The light in autumn has its precise angles. It offers a sharpness, a clarity not encountered in the haze of summer. But fall, when life folds back into itself, to die or become dormant, to rest and rebuild, is a season that may appear to lack complexity, as if some of the depth that was available earlier in the year has been scrubbed away. It all depends how how one looks at it: What are the expectations? The landscape is faded, colors are muted with a complex palette of grays and browns in the foreground, bleached and off-whites are there too, along with the sturdiest of greens and yellows. The sky above is almost always, as usual, blue. Here and there certain flowers continue a sparse blooming. Coyote Brush is ascendant, in full flower at this time.
In Hawk Canyon, an aged Gray Buckeye with thinning wings patrols its bit of territory, flying in loops and feeding on the feathery buds of coyote brush.
At the Hill Canyon Treatment Plant Wetlands, I hear a duck. A solitary American Coot appears for a moment, in a part of the wetlands pond that still holds water after the recent rain. The coot swims away into the shadows, away from my disrupting presence.
Plants, shrubs and trees surround the wetland pond, they are comprised of native as well as exotic species from elsewhere. I find several Toyons here, full of berries. The Toyon is the state shrub of California; a shrub yes, but it can reach the height and expand beyond the breadth of a small tree.
Farther up on the Hill Canyon Fire Road, I walk parallel to the Municipal Service Center (MSC) where residents of Thousand Oaks recycle electronics and dispose of hazardous waste. The facility appears to have completed construction on a solar panel carport “…designed to offset power consumption at the MSC and the…” compressed natural gas (CNG) “…fueling station, and existing electric vehicle charging stations…”. Here I encounter a Painted Lady that is, like the Gray Buckeye, on patrol. Instead of landing on a shrub, this butterfly loops around and lands on the ground several times. The afternoon is cooling off as evening approaches. The sun heads downward, but it still shines on and warms the soil, making it a good place for a cold-blooded arthropod to absorb warmth.

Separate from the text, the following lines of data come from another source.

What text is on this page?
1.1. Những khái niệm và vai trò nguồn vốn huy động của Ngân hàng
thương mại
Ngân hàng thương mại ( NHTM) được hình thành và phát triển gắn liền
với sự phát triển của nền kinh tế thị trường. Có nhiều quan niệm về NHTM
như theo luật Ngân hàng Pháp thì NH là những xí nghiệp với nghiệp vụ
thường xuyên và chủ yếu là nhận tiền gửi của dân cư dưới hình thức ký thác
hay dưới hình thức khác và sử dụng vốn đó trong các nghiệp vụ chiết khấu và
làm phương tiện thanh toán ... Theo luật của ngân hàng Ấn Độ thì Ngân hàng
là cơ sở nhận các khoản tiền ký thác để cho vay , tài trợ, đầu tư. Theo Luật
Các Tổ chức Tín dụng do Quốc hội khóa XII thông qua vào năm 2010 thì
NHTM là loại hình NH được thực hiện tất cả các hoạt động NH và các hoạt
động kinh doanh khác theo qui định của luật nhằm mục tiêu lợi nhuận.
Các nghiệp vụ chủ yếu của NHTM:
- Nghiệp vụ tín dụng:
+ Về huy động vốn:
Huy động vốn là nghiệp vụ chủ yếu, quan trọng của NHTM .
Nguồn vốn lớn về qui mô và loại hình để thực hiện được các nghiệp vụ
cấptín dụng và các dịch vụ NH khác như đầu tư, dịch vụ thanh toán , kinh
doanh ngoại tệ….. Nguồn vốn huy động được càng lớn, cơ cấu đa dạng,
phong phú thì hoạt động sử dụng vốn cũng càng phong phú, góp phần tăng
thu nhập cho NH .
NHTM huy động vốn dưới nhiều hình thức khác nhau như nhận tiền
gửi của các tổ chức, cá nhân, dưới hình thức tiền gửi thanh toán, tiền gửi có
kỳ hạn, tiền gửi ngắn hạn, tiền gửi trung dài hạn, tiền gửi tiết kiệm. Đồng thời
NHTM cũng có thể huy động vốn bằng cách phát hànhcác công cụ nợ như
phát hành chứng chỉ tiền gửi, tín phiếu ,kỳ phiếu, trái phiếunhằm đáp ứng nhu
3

From the service center I retrace my steps until I find an unmaintained single track trail to descend. Because it rained about 10 days ago, the trail is still damp but not muddy. The traction on this steep trail when it is dries out will be poor, with lots of crumbly soil, loose stones, rocks and a deep rut running down the center. I would not think of descending it once it becomes very dry.
The trail leads me back down to Hill Canyon Fire Road, where I am lucky enough to spot a large dragonfly, a Pale-faced Club Skimmer. It lands on a tangle of a shrub where it remains motionless for a luxurious (for the photographer) five minutes, except for an occasional, rapid upward pivot of its head, most of which is made up of two giant blue eyes. The skimmer looks upward and draws a quick foreleg over its eyes, as if grooming. Lighting, background and the limits of my camera prevent a clear photo of wing detail.
Back on the Hawk Canyon trail the shadows lengthen as the sun falls below the hills to the west. Acorn woodpeckers converse with one another. They fly away from me as I approach their oak trees. I see a couple of them side-by-side, clinging to the bark on an open spot at the base of a pair of tree limbs. A Spotted Towhee flies across my path and perches nearby.